Run the VM using qemu-system-x86_64:
qemu-system-x86_64 \
-s \
-enable-kvm \
-m 2G \
-cpu qemu64 \
-smp 2 \
-drive file=~/rootfs.img \
-net user,host=10.0.2.10,hostfwd=tcp:127.0.0.1:10021-:22 \
-net nic,model=e1000 \
-nographic \
-no-reboot \
-kernel ~/linux/arch/x86/boot/bzImage \
-append "console=ttyS0 earlyprintk=serial net.ifnames=0 root=/dev/sda" \
-pidfile vm.pid \
2>&1 | tee vm.log
Transfer built files via ssh:
scp -r -P 10021 kernel-hack-drill user@localhost:/home/user/.
Install the module with insmod:
user@hostname ~> sudo insmod drill_mod.ko
[sudo] password for user:
[ 23.925524] drill_mod: loading out-of-tree module taints kernel.
[ 23.928631] drill: start hacking
user@hostname ~>
Run the tests:
./drill_test
Ensure you see these three lines in the output:
[+] drill_act is opened
[...]
[+] looks like normal functionality in drill.ko works fine
[...]
[+] looks like error handling in drill.ko works fine
Done! Now you can try the PoC-exploits for the vulnerabilities in drill_mod.ko.

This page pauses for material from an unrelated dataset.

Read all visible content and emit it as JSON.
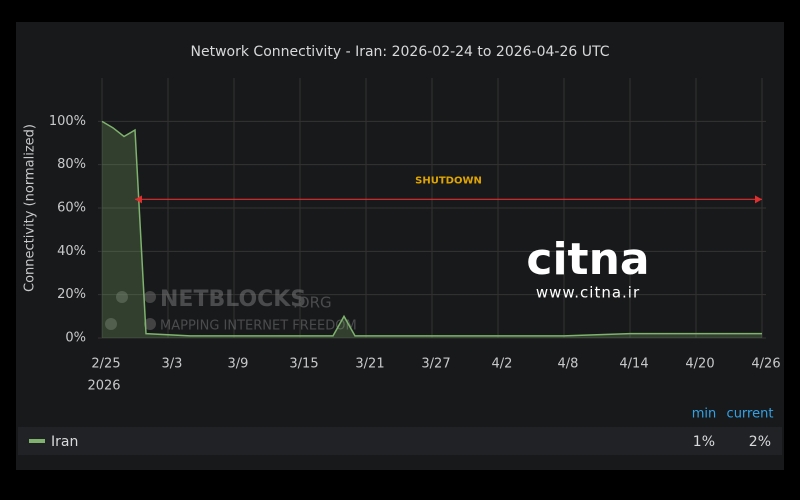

One day, you might encounter an error like this:
user@hostname ~> sudo insmod drill.ko
insmod: ERROR: could not insert module drill.ko: Invalid module format
user@hostname ~ [1]>
In that case, make sure that:
- After fetching a new kernel with
gityou have rebuilt your module. - Your kernel path has not changed and the
KPATHenvironment variable contains the correct path.
First of all, check which kernel hardening mechanisms may disturb the attack.
Each PoC-exploit in kernel-hack-drill provides this information in the top comment.
For example, a basic ret2usr attack with naive heap spraying requires the following:
* 1) Compile the Linux kernel without:
* - CONFIG_SLAB_BUCKETS
* - CONFIG_RANDOM_KMALLOC_CACHES
*
* 2) Disable mitigations:
* - run qemu with "-cpu qemu64,-smep,-smap".
* - run the kernel with "pti=off nokaslr".